Messina, 20 febbraio 2026 – Il presidente della Regione Siciliana, Renato Schifani, ha ribadito oggi che la scelta del candidato governatore per le prossime elezioni regionali sarà decisa dalla coalizione di centrodestra che lo sostiene, sia a livello nazionale che locale. Le sue parole arrivano in un momento di grande fermento politico, con Fratelli d’Italia che ha scelto Schifani come candidato, mentre Forza Italia registra divisioni interne sulla candidatura, con il coordinatore regionale Gianfranco Micciché che propone un nome alternativo.
Schifani: decisioni condivise con la coalizione
Intervenuto a Messina, Schifani ha sottolineato che il suo progetto di governo “va al di là del quinquennio” e che “tutte queste scelte sono devolute a una coalizione nazionale e locale che mi sostiene“. Il presidente ha ricordato le priorità della sua azione amministrativa, citando tra i progetti in corso i termovalorizzatori, le terme, la realizzazione del cargo e una variazione di bilancio che libererà risorse per oltre 2 miliardi e 300 milioni di euro da destinare a investimenti.
In merito alle dichiarazioni di Matteo Salvini che auspica un governatore della Lega in Sicilia dopo un eventuale secondo mandato di Schifani, il presidente ha confermato che “sarà la politica a decidere al momento opportuno“. Ha inoltre espresso preoccupazione per i danni potenziali al turismo causati dal recente ciclone Harry, ma ha sottolineato che “l’economia cresce e mi auguro che continuerà a crescere al di là di questi eventi“.
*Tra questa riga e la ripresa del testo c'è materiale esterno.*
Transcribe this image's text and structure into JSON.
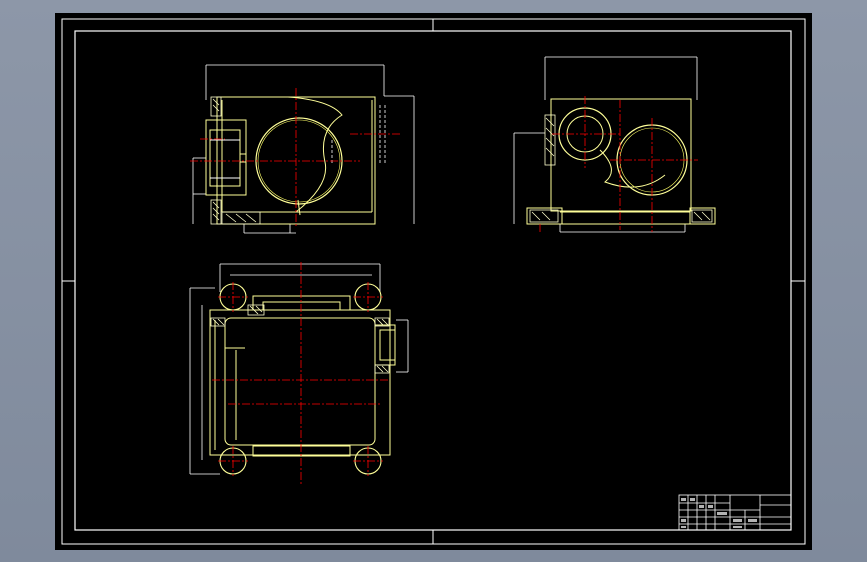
{
  "viewport": {
    "background": "#8a94a5",
    "sheet_color": "#000000",
    "frame_color": "#ffffff",
    "outline_color": "#ffff99",
    "center_line_color": "#ff0000",
    "dim_color": "#ffffff"
  },
  "drawing": {
    "views": [
      "front-view",
      "side-view",
      "top-view"
    ]
  },
  "title_block": {
    "cells": [
      "",
      "",
      "",
      "",
      ""
    ]
  }
}
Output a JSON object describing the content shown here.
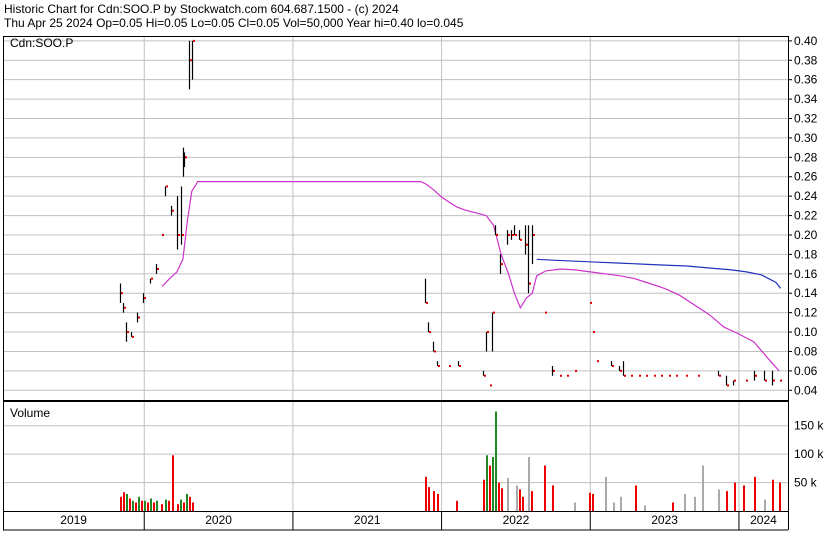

Gestione dell’emergenza ciclone Harry e investimenti
Il presidente Schifani ha anche fatto il punto sull’emergenza causata dal ciclone Harry che ha colpito la Sicilia a gennaio 2026, durante un incontro in Prefettura a Messina con i sindaci della zona ionica interessata. “È stato un incontro molto costruttivo e operativo – ha detto – abbiamo fatto il punto sulle emergenze con il coordinamento tra il commissario soggetto attuatore e i sindaci. I lavori in somma urgenza sono già partiti e saranno completati nelle prossime settimane“.
Tra gli interventi avviati, Schifani ha ricordato la realizzazione della banchina protettiva di Santa Teresa di Riva, un’importante opera per contrastare il dissesto geologico che ha richiesto finanziamenti di diversi milioni di euro. Ha assicurato che il cronoprogramma viene rispettato e che le risorse per gestire l’emergenza sono disponibili.
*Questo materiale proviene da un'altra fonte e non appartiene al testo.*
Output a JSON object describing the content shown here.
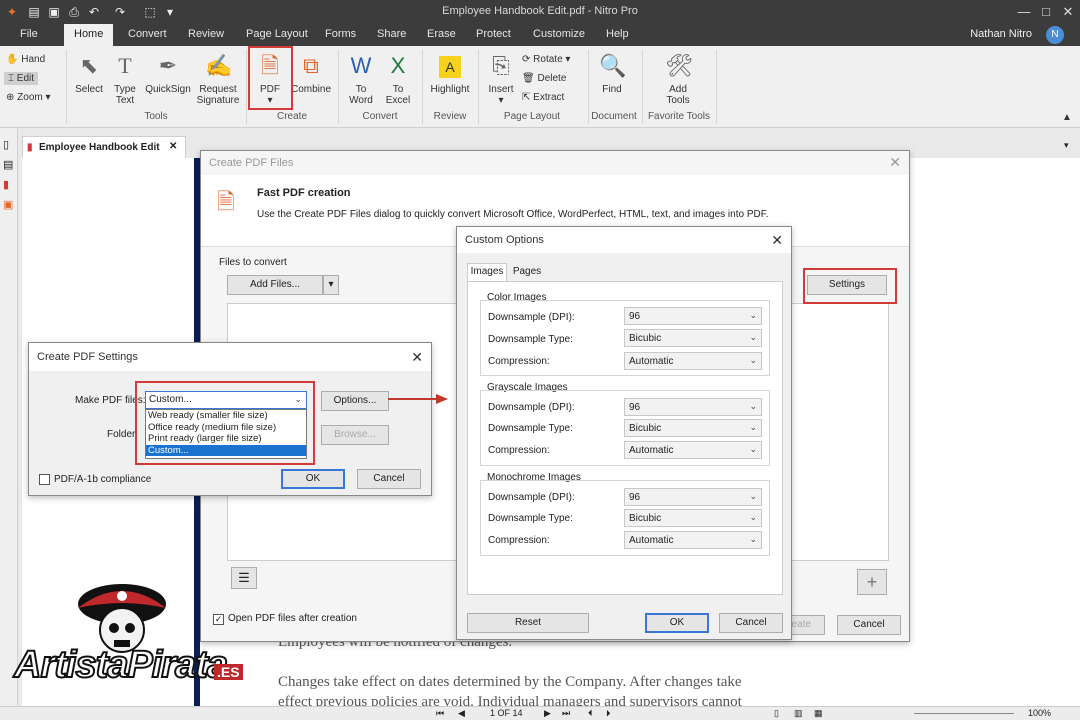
{
  "window": {
    "title": "Employee Handbook Edit.pdf - Nitro Pro",
    "user": "Nathan Nitro",
    "avatar_initial": "N"
  },
  "menu": {
    "tabs": [
      "File",
      "Home",
      "Convert",
      "Review",
      "Page Layout",
      "Forms",
      "Share",
      "Erase",
      "Protect",
      "Customize",
      "Help"
    ]
  },
  "ribbon": {
    "hand": "Hand",
    "edit": "Edit",
    "zoom": "Zoom",
    "select": "Select",
    "type_text": [
      "Type",
      "Text"
    ],
    "quicksign": "QuickSign",
    "request_signature": [
      "Request",
      "Signature"
    ],
    "tools_group": "Tools",
    "pdf": "PDF",
    "combine": "Combine",
    "create_group": "Create",
    "to_word": [
      "To",
      "Word"
    ],
    "to_excel": [
      "To",
      "Excel"
    ],
    "convert_group": "Convert",
    "highlight": "Highlight",
    "review_group": "Review",
    "insert": "Insert",
    "rotate": "Rotate",
    "delete": "Delete",
    "extract": "Extract",
    "page_layout_group": "Page Layout",
    "find": "Find",
    "document_group": "Document",
    "add_tools": [
      "Add",
      "Tools"
    ],
    "favorite_group": "Favorite Tools"
  },
  "document": {
    "tab_title": "Employee Handbook Edit",
    "line1": "Employees will be notified of changes.",
    "line2": "Changes take effect on dates determined by the Company. After changes take",
    "line3": "effect previous policies are void. Individual managers and supervisors cannot"
  },
  "status": {
    "page": "1 OF 14",
    "zoom": "100%"
  },
  "create_pdf_files": {
    "title": "Create PDF Files",
    "heading": "Fast PDF creation",
    "description": "Use the Create PDF Files dialog to quickly convert Microsoft Office, WordPerfect, HTML, text, and images into PDF.",
    "files_label": "Files to convert",
    "add_files": "Add Files...",
    "settings": "Settings",
    "open_after": "Open PDF files after creation",
    "create": "Create",
    "cancel": "Cancel"
  },
  "create_pdf_settings": {
    "title": "Create PDF Settings",
    "make_label": "Make PDF files:",
    "selected": "Custom...",
    "options_list": [
      "Web ready (smaller file size)",
      "Office ready (medium file size)",
      "Print ready (larger file size)",
      "Custom..."
    ],
    "options_button": "Options...",
    "folder_label": "Folder",
    "browse": "Browse...",
    "pdfa": "PDF/A-1b compliance",
    "ok": "OK",
    "cancel": "Cancel"
  },
  "custom_options": {
    "title": "Custom Options",
    "tabs": [
      "Images",
      "Pages"
    ],
    "groups": [
      {
        "name": "Color Images",
        "downsample": "96",
        "type": "Bicubic",
        "compression": "Automatic"
      },
      {
        "name": "Grayscale Images",
        "downsample": "96",
        "type": "Bicubic",
        "compression": "Automatic"
      },
      {
        "name": "Monochrome Images",
        "downsample": "96",
        "type": "Bicubic",
        "compression": "Automatic"
      }
    ],
    "labels": {
      "downsample": "Downsample (DPI):",
      "type": "Downsample Type:",
      "compression": "Compression:"
    },
    "reset": "Reset",
    "ok": "OK",
    "cancel": "Cancel"
  },
  "watermark": {
    "text": "ArtistaPirata",
    "suffix": ".ES"
  },
  "colors": {
    "highlight_red": "#d33a3a",
    "selection_blue": "#1a73d0",
    "titlebar": "#3c3c3c"
  }
}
Il contesto politico: Fratelli d’Italia sceglie Schifani, Forza Italia divisa
Sul fronte politico, la candidatura di Schifani è al centro di un acceso confronto tra i partiti della coalizione di centrodestra. Fratelli d’Italia, con Giorgia Meloni, ha scelto Schifani nella terna proposta da Forza Italia, superando la concorrenza di Nello Musumeci e Stefania Prestigiacomo. Tuttavia, Forza Italia in Sicilia si mostra spaccata: mentre il coordinatore regionale Micciché propone il nome di Barbara Cittadini, presidente nazionale dell’Aiop, diversi parlamentari e amministratori locali sostengono la candidatura dello stesso Micciché come unica in grado di garantire il successo elettorale.
Il leader azzurro Silvio Berlusconi ha presentato una terna di candidati comprendente Schifani, Micciché e un nome esterno alla politica, ma Meloni ha escluso la candidatura di Micciché, preferendo mantenere la figura istituzionale di Schifani, ritenuta “più autorevole e capace“. La situazione rimane in evoluzione, con un incontro preliminare tra Micciché e FdI auspicato dall’autonomista Raffaele Lombardo per superare le tensioni.
La decisione finale sulla candidatura dovrà essere presa entro breve, mentre Schifani continua a concentrarsi sull’attuazione dei progetti strategici per la Sicilia e sulla gestione delle emergenze, in un contesto segnato da eventi climatici estremi e sfide economiche rilevanti.